Thursday, February 11, 2010

A Report on the Electronic Record and a Report on the Patient Centered Medical Home: Good Reading

The bookish Disease Management Care Blog found two recent and interesting pieces from the medical literature for your consideration. One deals with the electronic record and the second deals with medical homes. Both are written with the physician incentives in mind and deserve to be considered by policy-makers and anyone with 'line' responsiblity for dealing with either of these two initiatives in a provider network.

The first is from David Kibbe MD, a senior advisor to the American Academy of Family Physicians. Writing in an online 'ahead of print' version of Family Practice Management, Dr. Kibbe offers up some words of caution over the latest plan (proposed rule making) by the Feds to promote the 'meaningful use' of the electronic health record (EHR). This should give pause to policy makers that think the EHR is a wonderful idea that only needs a nudge to make it become reality in every corner of every physician practice.

Basically, he says, the Feds' latest actions have raised even more uncertainty. As a result, physicians without an EHR may elect to sit tight and use paper for at least one more year or longer. According to Dr. K, here's why:

1. emerging 'meaningful use' requirements by the Feds will force EHR vendors to reconfigure their wares, which is leading to future price uncertainty. (Ditto for the docs that were brave enough to invest in EHRs, by the way).

2. health reform has been slowed, leading to additional uncertainty about future physician fee schedules, revenue and their ability to afford investment in an EHR in the first place.

3. 'modular' EHR-like components are around the corner, which will allow docs to assemble 'clinical groupware' into a functioning EHR, which raises additional uncertainties.

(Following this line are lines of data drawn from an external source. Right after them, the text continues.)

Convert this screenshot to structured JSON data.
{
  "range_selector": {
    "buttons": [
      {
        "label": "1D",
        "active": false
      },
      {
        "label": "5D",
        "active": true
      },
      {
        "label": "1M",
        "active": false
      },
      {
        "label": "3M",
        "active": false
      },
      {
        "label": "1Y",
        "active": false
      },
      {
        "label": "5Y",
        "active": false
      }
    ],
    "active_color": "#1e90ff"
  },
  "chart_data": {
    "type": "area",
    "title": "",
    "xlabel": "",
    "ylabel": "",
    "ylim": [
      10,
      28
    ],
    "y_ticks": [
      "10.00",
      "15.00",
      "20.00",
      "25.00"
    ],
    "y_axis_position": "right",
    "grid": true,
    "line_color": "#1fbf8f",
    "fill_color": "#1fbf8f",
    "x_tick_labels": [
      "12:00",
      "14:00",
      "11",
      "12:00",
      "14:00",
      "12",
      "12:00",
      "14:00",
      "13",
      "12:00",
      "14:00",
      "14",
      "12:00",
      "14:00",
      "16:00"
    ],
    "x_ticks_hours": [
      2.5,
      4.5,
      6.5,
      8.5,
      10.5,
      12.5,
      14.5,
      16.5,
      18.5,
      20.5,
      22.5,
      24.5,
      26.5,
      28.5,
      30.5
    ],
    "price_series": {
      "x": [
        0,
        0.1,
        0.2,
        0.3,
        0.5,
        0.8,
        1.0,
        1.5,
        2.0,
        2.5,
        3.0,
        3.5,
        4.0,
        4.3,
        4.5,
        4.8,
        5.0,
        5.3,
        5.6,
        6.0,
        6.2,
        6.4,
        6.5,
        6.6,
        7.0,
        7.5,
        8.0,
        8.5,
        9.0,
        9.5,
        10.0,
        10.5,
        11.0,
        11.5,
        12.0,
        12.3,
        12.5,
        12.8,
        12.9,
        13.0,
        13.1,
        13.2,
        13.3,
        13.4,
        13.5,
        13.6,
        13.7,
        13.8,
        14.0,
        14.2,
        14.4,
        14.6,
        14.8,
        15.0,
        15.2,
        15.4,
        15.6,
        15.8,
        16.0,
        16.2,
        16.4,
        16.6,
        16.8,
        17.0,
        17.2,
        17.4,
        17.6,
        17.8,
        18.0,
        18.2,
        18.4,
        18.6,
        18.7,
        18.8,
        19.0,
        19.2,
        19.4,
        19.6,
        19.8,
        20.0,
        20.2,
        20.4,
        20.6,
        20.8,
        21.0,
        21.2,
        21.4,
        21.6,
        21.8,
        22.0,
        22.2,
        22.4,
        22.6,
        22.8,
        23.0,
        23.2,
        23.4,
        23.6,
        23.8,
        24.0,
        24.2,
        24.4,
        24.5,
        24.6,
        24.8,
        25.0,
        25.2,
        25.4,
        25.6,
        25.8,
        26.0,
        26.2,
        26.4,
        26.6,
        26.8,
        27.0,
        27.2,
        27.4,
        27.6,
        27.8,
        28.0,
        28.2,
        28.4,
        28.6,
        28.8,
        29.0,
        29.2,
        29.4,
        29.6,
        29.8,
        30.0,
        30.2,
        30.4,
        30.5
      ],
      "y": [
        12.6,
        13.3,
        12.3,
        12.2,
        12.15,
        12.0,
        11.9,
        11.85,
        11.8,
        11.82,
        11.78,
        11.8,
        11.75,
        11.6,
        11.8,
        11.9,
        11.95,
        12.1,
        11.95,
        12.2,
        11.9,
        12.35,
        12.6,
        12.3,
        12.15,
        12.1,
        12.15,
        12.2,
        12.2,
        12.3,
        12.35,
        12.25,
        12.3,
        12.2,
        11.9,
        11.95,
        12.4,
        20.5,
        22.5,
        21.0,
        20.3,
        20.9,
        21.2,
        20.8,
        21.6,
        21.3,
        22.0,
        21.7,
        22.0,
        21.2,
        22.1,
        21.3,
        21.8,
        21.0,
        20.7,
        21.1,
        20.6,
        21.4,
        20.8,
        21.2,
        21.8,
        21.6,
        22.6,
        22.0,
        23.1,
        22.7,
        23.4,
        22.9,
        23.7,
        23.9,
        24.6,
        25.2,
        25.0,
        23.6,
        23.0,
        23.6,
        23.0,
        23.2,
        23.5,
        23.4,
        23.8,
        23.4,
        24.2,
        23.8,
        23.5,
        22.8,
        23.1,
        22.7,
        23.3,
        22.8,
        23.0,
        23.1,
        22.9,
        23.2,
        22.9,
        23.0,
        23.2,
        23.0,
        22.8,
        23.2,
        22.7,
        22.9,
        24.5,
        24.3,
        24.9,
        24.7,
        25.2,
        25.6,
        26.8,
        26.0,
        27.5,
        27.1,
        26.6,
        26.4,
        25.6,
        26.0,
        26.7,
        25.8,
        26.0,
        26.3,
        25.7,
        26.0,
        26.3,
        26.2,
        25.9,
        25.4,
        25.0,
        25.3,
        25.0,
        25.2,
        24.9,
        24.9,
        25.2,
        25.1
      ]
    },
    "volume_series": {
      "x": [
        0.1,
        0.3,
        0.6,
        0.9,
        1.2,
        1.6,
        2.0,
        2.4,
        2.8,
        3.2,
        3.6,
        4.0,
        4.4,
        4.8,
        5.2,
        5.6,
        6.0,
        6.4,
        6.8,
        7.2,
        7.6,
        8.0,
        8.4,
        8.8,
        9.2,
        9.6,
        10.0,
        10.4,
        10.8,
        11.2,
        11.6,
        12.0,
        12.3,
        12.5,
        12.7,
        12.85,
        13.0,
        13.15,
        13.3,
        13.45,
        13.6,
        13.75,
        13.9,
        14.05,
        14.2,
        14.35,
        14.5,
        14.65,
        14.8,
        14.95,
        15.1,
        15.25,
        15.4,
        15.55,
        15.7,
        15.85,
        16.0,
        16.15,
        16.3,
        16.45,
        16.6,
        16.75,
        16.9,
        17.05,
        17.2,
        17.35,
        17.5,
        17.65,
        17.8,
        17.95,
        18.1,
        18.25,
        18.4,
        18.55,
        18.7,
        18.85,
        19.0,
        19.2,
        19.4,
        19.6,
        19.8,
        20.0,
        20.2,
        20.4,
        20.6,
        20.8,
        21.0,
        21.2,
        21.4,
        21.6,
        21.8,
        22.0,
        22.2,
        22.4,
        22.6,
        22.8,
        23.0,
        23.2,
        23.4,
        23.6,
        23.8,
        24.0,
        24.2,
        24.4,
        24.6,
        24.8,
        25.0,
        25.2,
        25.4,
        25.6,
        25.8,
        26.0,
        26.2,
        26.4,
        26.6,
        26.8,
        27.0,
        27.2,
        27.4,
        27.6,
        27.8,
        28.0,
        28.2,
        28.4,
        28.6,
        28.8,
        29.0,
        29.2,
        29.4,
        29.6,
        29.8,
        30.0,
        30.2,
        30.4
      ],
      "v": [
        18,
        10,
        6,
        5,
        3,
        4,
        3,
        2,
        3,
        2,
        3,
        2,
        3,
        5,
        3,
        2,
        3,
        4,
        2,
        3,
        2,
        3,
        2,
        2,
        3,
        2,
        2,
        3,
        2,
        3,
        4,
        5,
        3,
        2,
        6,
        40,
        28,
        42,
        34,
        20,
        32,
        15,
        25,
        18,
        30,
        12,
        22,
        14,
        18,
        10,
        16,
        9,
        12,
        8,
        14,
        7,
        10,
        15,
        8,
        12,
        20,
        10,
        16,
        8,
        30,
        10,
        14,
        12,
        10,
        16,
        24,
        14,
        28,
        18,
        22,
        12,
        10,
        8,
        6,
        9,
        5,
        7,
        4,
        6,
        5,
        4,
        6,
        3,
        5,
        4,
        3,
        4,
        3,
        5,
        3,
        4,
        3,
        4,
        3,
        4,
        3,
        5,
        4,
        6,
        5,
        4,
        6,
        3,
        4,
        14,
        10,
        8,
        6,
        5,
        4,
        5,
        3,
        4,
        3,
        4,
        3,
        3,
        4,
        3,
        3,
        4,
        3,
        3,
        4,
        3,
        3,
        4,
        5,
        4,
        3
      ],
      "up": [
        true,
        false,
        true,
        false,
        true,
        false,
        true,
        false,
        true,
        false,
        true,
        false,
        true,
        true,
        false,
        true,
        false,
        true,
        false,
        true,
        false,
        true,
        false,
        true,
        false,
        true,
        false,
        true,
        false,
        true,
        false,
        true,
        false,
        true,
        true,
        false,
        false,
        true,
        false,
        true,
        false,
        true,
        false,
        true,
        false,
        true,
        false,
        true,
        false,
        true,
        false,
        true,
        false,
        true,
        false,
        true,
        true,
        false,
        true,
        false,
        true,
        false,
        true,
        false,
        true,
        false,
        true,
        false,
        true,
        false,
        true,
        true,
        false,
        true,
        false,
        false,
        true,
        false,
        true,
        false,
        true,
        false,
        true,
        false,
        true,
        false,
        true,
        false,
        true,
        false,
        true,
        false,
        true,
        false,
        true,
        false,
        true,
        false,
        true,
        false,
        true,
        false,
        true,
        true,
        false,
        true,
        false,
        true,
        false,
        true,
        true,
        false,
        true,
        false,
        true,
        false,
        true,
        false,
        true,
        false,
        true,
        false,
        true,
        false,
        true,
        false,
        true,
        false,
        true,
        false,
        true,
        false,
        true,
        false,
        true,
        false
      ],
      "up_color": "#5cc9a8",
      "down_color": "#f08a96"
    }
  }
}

4. the Physician Reporting Quality Reporting Initiative (PQRI), another CMS program that promised to reimburse physicians outside of the normal fee schedule 'P4P style,' has not gone all that smoothly. Docs may doubt that the government can really deliver the goods, er, make that checks.

5. money aside, it's just a big hassle to deal with Uncle Sam

6. the meaningful use process will eventually require the on-line submission of quality outcomes data. Right now, it's not clear how CMS will handle what promises to be a huge data load, introducing even more doubt about the promise to pay physicians in a timely manner.

7. the Feds are threatening penalities down the road for physicians that don't comply with meaningful use EHRs. Many physicians may respond by planning on using paper until that date and then simply retire from practice altogether (when the economy eventually turns around and the 401k's get back)

The second article is available (subscription required beyond the abstract) at the Annals of Internal Medicine. Recall that advocates of the Patient Centered Medical Home (PCMH) suggest that physicians who offer it should be reimbursed with a monthly and risk-adjusted fee per PCMH enrollee in addition to the usual fee-for-service payments. If that sounds like 1990's style capitation, you're right. Written by Ann Mirabito and Leonard Perry of Baylor, the article presents three HMO mistakes that need to be avoided by capitated PCMHs:

1. resist the temptation to go along with any mandated patient enrollment in medical homes. If PCMH's work so well, they should have no problem attracting patients by acting as a 'trusted' guide to navigating referrals in a patient-centered and evidence-based manner.

2. early HMOs were regarded as patient friendly, but things quickly turned sour when there were too many patients and things turned impersonal. Physician practices without the capacity to truly be medical homes will need to resist the allure of signing up too many patients and grabbing all that capitation revenue.

3. simple risk-adjusted payment systems will simply reward physicians for signing patients up. Better to include meaningful dollar incentives that reward measurable quality.